Four days later, Richard made a ‘judgement call’ and reported her disappearance to the Gardaí. And the media latched on. From the beginning, Richard was surrounded by a cloud of suspicion. The tabloids and the broadsheets alike painted him as the next Joe O’Reilly. It wasn’t only the newspapers; her husband was a lead suspect to the Gardaí. He insisted he had nothing to hide.

Not only did she leave her prized dogs, she left her endless collection of clothing and jewellery, her passport and her phone. The only real solid fact known about the Tina Satchwell case is that she is gone. The how, when and why are still blanks. “I am always going to have hope”, Richard maintained.

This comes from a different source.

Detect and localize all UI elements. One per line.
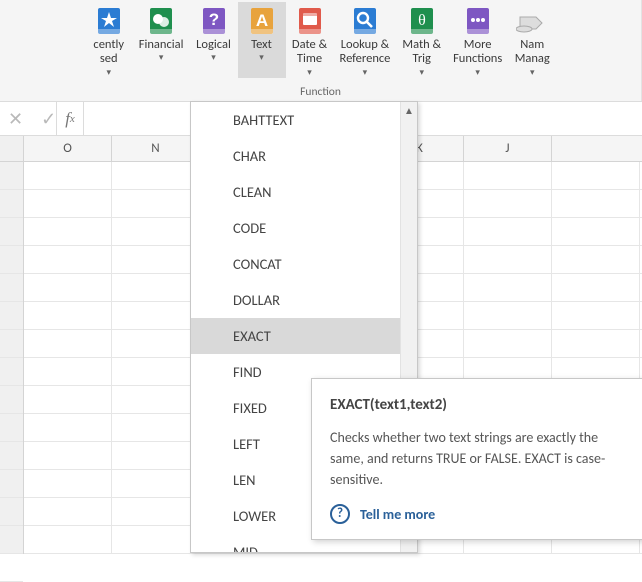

According to CCTV footage and records across the country, there is no indication that Tina had left the country. However, Richard believes she took two suitcases, some clothes and €26,000 the couple had been saving in their house for home improvements.

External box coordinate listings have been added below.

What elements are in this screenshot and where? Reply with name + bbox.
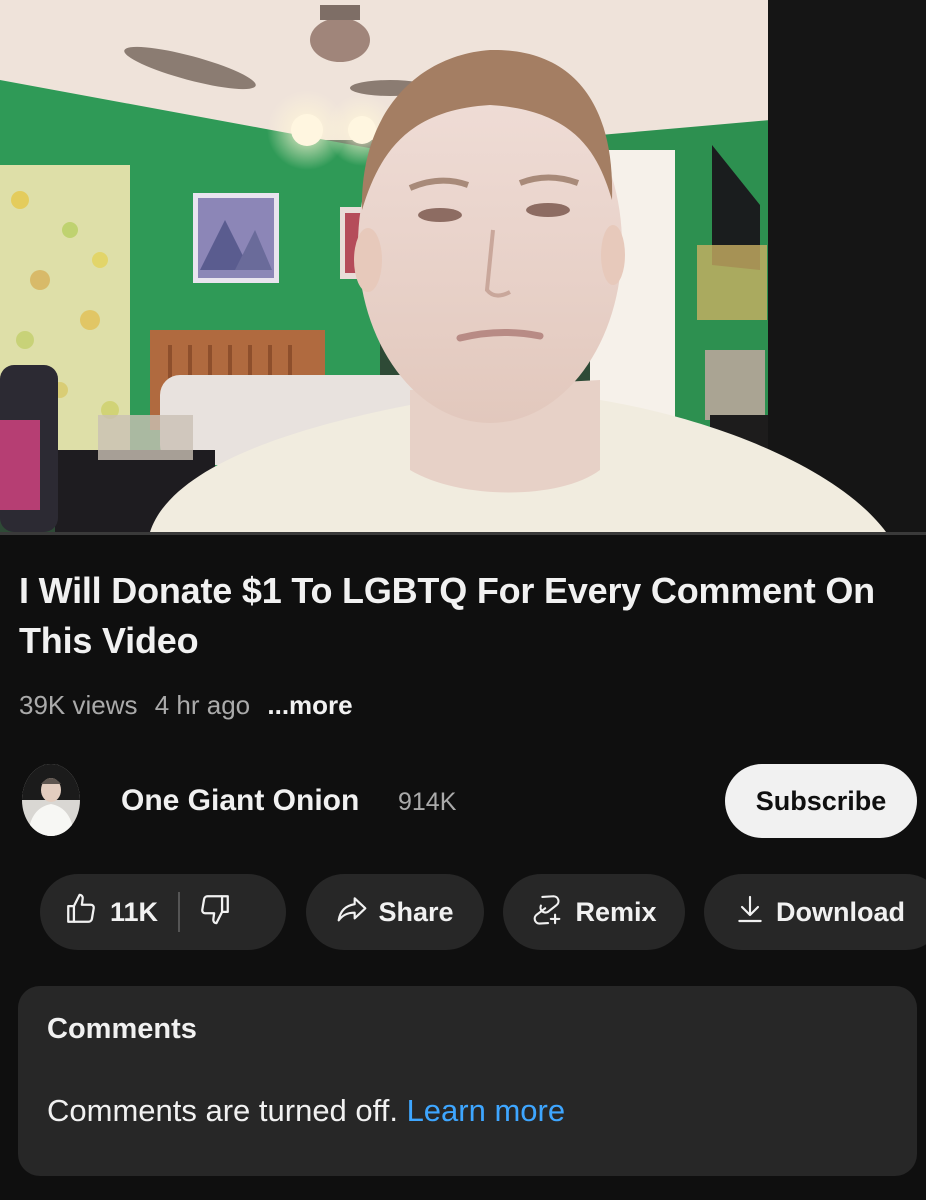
download-label: Download (776, 896, 905, 927)
thumbs-down-icon[interactable] (198, 892, 232, 933)
comments-off-text: Comments are turned off. (47, 1093, 398, 1128)
remix-icon (531, 892, 565, 933)
like-button[interactable]: 11K (64, 892, 158, 933)
action-bar: 11K Share Remix Download (0, 874, 926, 950)
comments-title: Comments (47, 1013, 197, 1045)
subscriber-count: 914K (398, 788, 457, 816)
download-icon (734, 893, 766, 932)
share-arrow-icon (336, 893, 368, 932)
download-button[interactable]: Download (704, 874, 926, 950)
thumbs-up-icon (64, 892, 98, 933)
comments-panel[interactable]: Comments Comments are turned off. Learn … (18, 986, 917, 1176)
like-dislike-pill: 11K (40, 874, 286, 950)
like-count: 11K (110, 896, 159, 927)
learn-more-link[interactable]: Learn more (407, 1093, 566, 1128)
more-link[interactable]: ...more (267, 690, 352, 720)
view-count: 39K views (19, 690, 138, 720)
like-divider (178, 892, 181, 932)
channel-name[interactable]: One Giant Onion (121, 784, 359, 818)
comments-disabled-notice: Comments are turned off. Learn more (47, 1093, 565, 1129)
share-button[interactable]: Share (306, 874, 484, 950)
subscribe-button[interactable]: Subscribe (725, 764, 917, 838)
upload-age: 4 hr ago (154, 690, 251, 720)
avatar-image (22, 764, 80, 836)
video-frame-image (0, 0, 926, 532)
channel-row: One Giant Onion 914K Subscribe (0, 760, 926, 844)
remix-label: Remix (575, 896, 657, 927)
share-label: Share (378, 896, 454, 927)
video-meta[interactable]: 39K views 4 hr ago ...more (19, 690, 353, 721)
video-player[interactable] (0, 0, 926, 532)
video-title[interactable]: I Will Donate $1 To LGBTQ For Every Comm… (19, 566, 899, 666)
remix-button[interactable]: Remix (503, 874, 685, 950)
video-progress-track[interactable] (0, 532, 926, 535)
channel-avatar[interactable] (22, 764, 80, 836)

Certain facts can’t be dismissed lightly – Richard took nearly a week to report his wife missing, he withheld information about the money and there are doubts that the money ever existed. An Garda Síochána does not have the best reputation for execution or solving missing persons cases. This has been especially obvious over recent years, and Tina Satchwell’s disappearance is no different. Not only has it been announced that a portion of their CCTV footage from March had been deleted, the Gardas also waited six months into the investigation to forensically examine Richard Satchwell’s car – their ‘only suspect’.

A majority of the tips and leads the Gardas have followed have come from Richard’s media appearances. Although Tina’s husband is in his fifties and has no social media, he went on every talk show he could, from 96fm to the Ray D’Arcy show, appealing for anyone with information to come forward. At first, he treated the papers the same. The media had already made up their minds on the narrative they wanted to portray and in that narrative, Tina wasn’t alive.

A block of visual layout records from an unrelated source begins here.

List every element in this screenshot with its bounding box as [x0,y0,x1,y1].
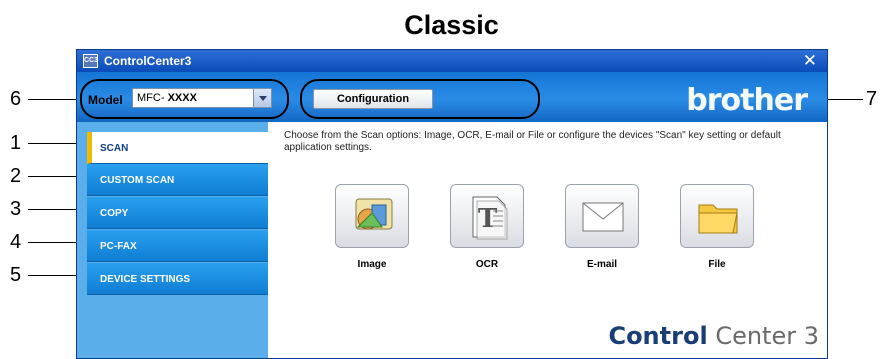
callout-ring-7 [300,79,540,119]
scan-panel: Choose from the Scan options: Image, OCR… [268,122,827,358]
brother-logo: brother [686,83,808,118]
svg-text:T: T [478,204,498,234]
folder-icon [680,184,754,248]
callout-4: 4 [10,231,22,253]
sidebar: SCAN CUSTOM SCAN COPY PC-FAX DEVICE SETT… [77,122,268,358]
email-label: E-mail [586,259,617,270]
scan-description: Choose from the Scan options: Image, OCR… [284,130,781,153]
image-label: Image [357,259,387,270]
window-title: ControlCenter3 [104,54,192,68]
sidebar-item-copy[interactable]: COPY [87,197,268,229]
email-button[interactable]: E-mail [564,184,640,270]
figure-title: Classic [404,10,499,40]
callout-6: 6 [10,88,22,110]
callout-ring-6 [80,79,289,119]
callout-1: 1 [10,132,22,154]
callout-7: 7 [866,88,878,110]
email-icon [565,184,639,248]
sidebar-item-device-settings[interactable]: DEVICE SETTINGS [87,263,268,295]
image-button[interactable]: Image [334,184,410,270]
control-center-logo: Control Center 3 [608,322,819,350]
callout-2: 2 [10,165,22,187]
close-icon[interactable]: ✕ [803,51,817,71]
app-icon: CC3 [83,54,98,68]
sidebar-item-scan[interactable]: SCAN [87,132,268,164]
callout-5: 5 [10,264,22,286]
image-icon [335,184,409,248]
title-bar[interactable]: CC3 ControlCenter3 ✕ [77,50,827,72]
ocr-icon: T [450,184,524,248]
file-label: File [708,259,726,270]
callout-3: 3 [10,198,22,220]
ocr-button[interactable]: T OCR [449,184,525,270]
ocr-label: OCR [475,259,499,270]
sidebar-item-pc-fax[interactable]: PC-FAX [87,230,268,262]
leader-line-6 [28,99,76,100]
sidebar-item-custom-scan[interactable]: CUSTOM SCAN [87,164,268,196]
file-button[interactable]: File [679,184,755,270]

In January 2017, Richard came to a new conclusion – she may have planned to leave. He does not believe she could have done it on her own.  This is not the only insight into Tina’s mind her husband has given the press. Richard has given accounts of Tina’s battle with depression, her attitude towards help and the affect her brother’s suicide had on her mental health.

“One of Tina’s biggest fears was ending up on anti-depressants…” Richard said at one point.

The first sign of the case gaining motion was in March 2017, when someone came forward with a tip. An unidentified person phoned in to give details of someone matching Tina’s description seen in the vicinity of Mitchell’s Woods, near Castlemartyr, around the time of her disappearance. According to the tip, ‘Tina’ was accompanied by someone into the woods and not seen walking back out of the area.

This sparked the first major search operation outside of the greater Youghal area. Mitchell’s Woods was sealed off. The search dominated the news and the headlines. Richard stood outside the woods giving interviews and promising lie detector tests “in the future, not today, not tomorrow” while search teams worked behind him. The search took a week and came back with nothing but scraps of clothing for testing.

By now it became common for interviewers to ask Tina’s husband about their relationship and tempers. He recalls her having a ‘flash temper’, she would hit him (not with intent he always adds) and end up in floods of tears apologising. Richard in these scenarios just takes it. The most he says he would do was squeeze her tight to him until she calmed down. “One minute she would be sitting down laughing and the next she could be crying”, Richard explained.

Richard tried throughout the investigation to keep Tina’s name and picture in newspapers. He handed Tina’s life over to journalists, in what, I think Richard thought to be, an attempt to make Tina as precious to the public as she was to him. However, the public is now left with an overwhelming image of the couple that is grey, speckled with other colours and question marks.

“My message Tina is that my arms are here. They are open. Nothing has changed… She is life itself.’- Richard.